A colorimetric method for determination of the prostate specific antigen based on enzyme-free cascaded signal amplification via  peptide-copper(II) nanoparticles.

Biotinylated peptide-Cu2+ nanoparticles (Cu-P NPs) were synthesized via "one-pot" self-assembly. The peptide P conststs of a hydrophobic dipeptide (FF), a tripeptide (KGH), and a biotin moiety attached to the terminal amino group of the Lys residue. The Cu-P NPs contain abundant catalytically active Cu2+ ions which are liberated by acid-induced dissolution.
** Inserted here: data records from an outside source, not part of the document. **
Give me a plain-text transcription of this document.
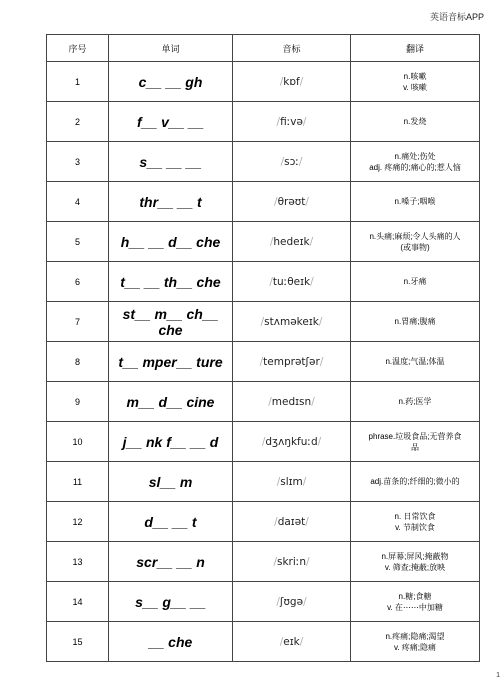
英语音标APP
序号	单词	音标	翻译
1	c__ __ gh	/kɒf/	n.咳嗽
v. 咳嗽

2	f__ v__ __	/fiːvə/	n.发烧

3	s__ __ __	/sɔː/	n.痛处;伤处
adj. 疼痛的;痛心的;惹人恼

4	thr__ __ t	/θrəʊt/	n.嗓子;咽喉

5	h__ __ d__ che	/hedeɪk/	n.头痛;麻烦;令人头痛的人
(或事物)

6	t__ __ th__ che	/tuːθeɪk/	n.牙痛

7	st__ m__ ch__ che	/stʌməkeɪk/	n.胃痛;腹痛

8	t__ mper__ ture	/temprətʃər/	n.温度;气温;体温

9	m__ d__ cine	/medɪsn/	n.药;医学

10	j__ nk f__ __ d	/dʒʌŋkfuːd/	phrase.垃圾食品;无营养食
品

11	sl__ m	/slɪm/	adj.苗条的;纤细的;微小的

12	d__ __ t	/daɪət/	n. 日常饮食
v. 节制饮食

13	scr__ __ n	/skriːn/	n.屏幕;屏风;掩蔽物
v. 筛查;掩蔽;放映

14	s__ g__ __	/ʃʊgə/	n.糖;食糖
v. 在⋯⋯中加糖

15	__ che	/eɪk/	n.疼痛;隐痛;渴望
v. 疼痛;隐痛
1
The released Cu2+ ions catalyze the oxidization of 3,3',5,5'-tetramethylbenzidine (TMB) by H2O2 because of their intrinsic peroxidase activity, and this results in the formation of a blue-green coloration. Based on the streptavidin-biotin interaction, the Cu-P NPs were employed to establish an enzyme-free colorimetric method for determination of prostate-specific antigen (PSA) as a model biomarker. Under optimal conditions, the linear response range is 0.001-1 ng mL-1, with a limit of detection as low as 1 pg mL-1. Graphical abstract Schematic illustration of a colorimetric immunoassay for the prostate specific antigen (PSA) with biotinylated peptide-Cu2+ nanoparticle (Cu-P NP) as the signal label based on the streptavidin (SA)-biotin interaction. The signal was produced by Cu2+-catalyzed oxidization of 3,3',5,5'-tetramethylbenzidine (TMB). P: KGHFF.